The example uses a location helper. The helper owns a location manager, conforms to ObservableObject, and marks its changing value with @Published:

class LocationManager: NSObject, ObservableObject, CLLocationManagerDelegate {
    
    @Published var userLocation: CLLocation?
    
    let locationManager = CLLocationManager()
    
    init(accuracy: CLLocationAccuracy) {
        super.init()
        self.locationManager.delegate = self
        self.locationManager.desiredAccuracy = accuracy
        self.locationManager.requestAlwaysAuthorization()
        self.locationManager.startUpdatingLocation()
    }
    
    func locationManager(_ manager: CLLocationManager, didUpdateLocations locations: [CLLocation]) {
        guard let location = locations.last else { return }
        self.userLocation = location
    }
    
    func locationManager(_ manager: CLLocationManager, didFailWithError error: Error) {
        print(error.localizedDescription)
    }
    
}

The SwiftUI view then observes that object:

@ObservedObject var location: LocationManager
init() {
    self.location = LocationManager(accuracy: kCLLocationAccuracyNearestTenMeters)
}

The article also shows the view reacting to changes with .onChange:

struct ContentView: View {

    @ObservedObject var location: LocationManager
    
    init() {
        self.location = LocationManager(accuracy: kCLLocationAccuracyNearestTenMeters)
    }
    
    var body: some View {
        
        Form {
            // TODO
        }
        
        .onChange(of: self.location.userLocation, perform: { value in
            if let receivedUpdate = value {
                self.locationsRecorded.append(locationEntry(timeStamp: receivedUpdate.timestamp, coordinate: receivedUpdate.coordinate))
            }
        })
        
    }
    
}

One context note is worth making explicitly: this article started in late 2020, so it is teaching the right conceptual split for its time.

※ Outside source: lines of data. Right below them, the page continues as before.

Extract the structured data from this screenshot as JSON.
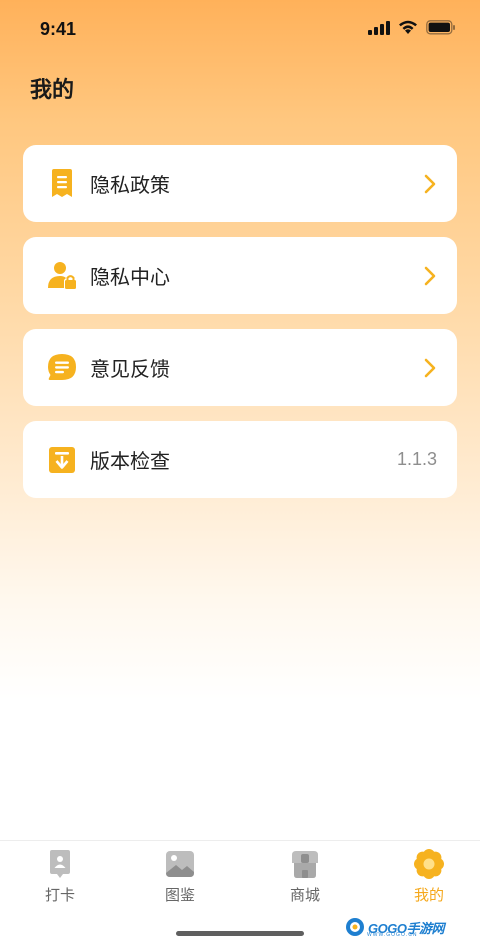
{
  "status_bar": {
    "time": "9:41"
  },
  "page": {
    "title": "我的"
  },
  "menu": [
    {
      "label": "隐私政策",
      "icon": "document-icon",
      "trailing": "chevron"
    },
    {
      "label": "隐私中心",
      "icon": "user-lock-icon",
      "trailing": "chevron"
    },
    {
      "label": "意见反馈",
      "icon": "chat-bubble-icon",
      "trailing": "chevron"
    },
    {
      "label": "版本检查",
      "icon": "download-icon",
      "trailing": "value",
      "value": "1.1.3"
    }
  ],
  "tab_bar": {
    "tabs": [
      {
        "label": "打卡",
        "icon": "checkin-icon",
        "active": false
      },
      {
        "label": "图鉴",
        "icon": "image-gallery-icon",
        "active": false
      },
      {
        "label": "商城",
        "icon": "shop-icon",
        "active": false
      },
      {
        "label": "我的",
        "icon": "flower-profile-icon",
        "active": true
      }
    ]
  },
  "watermark": {
    "text": "GOGO手游网",
    "subtext": "WWW.GOGO.CN"
  },
  "colors": {
    "accent": "#F5A81C",
    "icon_yellow": "#F6B21F",
    "inactive": "#BDBDBD",
    "gradient_top": "#FFB15A"
  }
}
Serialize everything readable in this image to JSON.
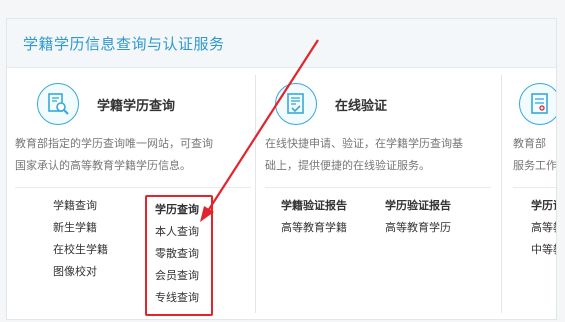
{
  "header": {
    "title": "学籍学历信息查询与认证服务"
  },
  "cards": {
    "left": {
      "title": "学籍学历查询",
      "desc_line1": "教育部指定的学历查询唯一网站，可查询",
      "desc_line2": "国家承认的高等教育学籍学历信息。",
      "col1": [
        "学籍查询",
        "新生学籍",
        "在校生学籍",
        "图像校对"
      ],
      "col2": [
        "学历查询",
        "本人查询",
        "零散查询",
        "会员查询",
        "专线查询"
      ]
    },
    "mid": {
      "title": "在线验证",
      "desc_line1": "在线快捷申请、验证，在学籍学历查询基",
      "desc_line2": "础上，提供便捷的在线验证服务。",
      "col1": [
        "学籍验证报告",
        "高等教育学籍"
      ],
      "col2": [
        "学历验证报告",
        "高等教育学历"
      ]
    },
    "right": {
      "desc_line1": "教育部",
      "desc_line2": "服务工作",
      "col1": [
        "学历证",
        "高等教",
        "中等教"
      ]
    }
  },
  "colors": {
    "accent": "#2f98cf",
    "highlight": "#e2242d"
  },
  "icons": {
    "left": "magnifier-document-icon",
    "mid": "certificate-check-icon",
    "right": "document-icon"
  }
}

The core redraw model still holds, even though newer SwiftUI code often reaches for @StateObject in owner views.

The real lesson is not memorizing wrappers. It is choosing the right owner for the data that can change.

If the value belongs only to one view, keep it as @State. If a child needs access but should not become the owner, pass a @Binding. If the value is produced by an external helper or model, make that object observable and publish the changing fields.

That ownership model is what determines which parts of the view tree redraw and why. The article stays useful because it teaches that mental model directly instead of describing the wrappers as isolated magic syntax.

This is a beginner-facing article, but it covers one of the most durable SwiftUI ideas: redraws are a consequence of state ownership, not something you imperatively command.

This article is small and practical, and that is its strength. It starts with a local string, moves into a bound subview, then ends with an observable helper object. That progression is still one of the clearest ways to explain why some SwiftUI values are plain properties, while others need property wrappers.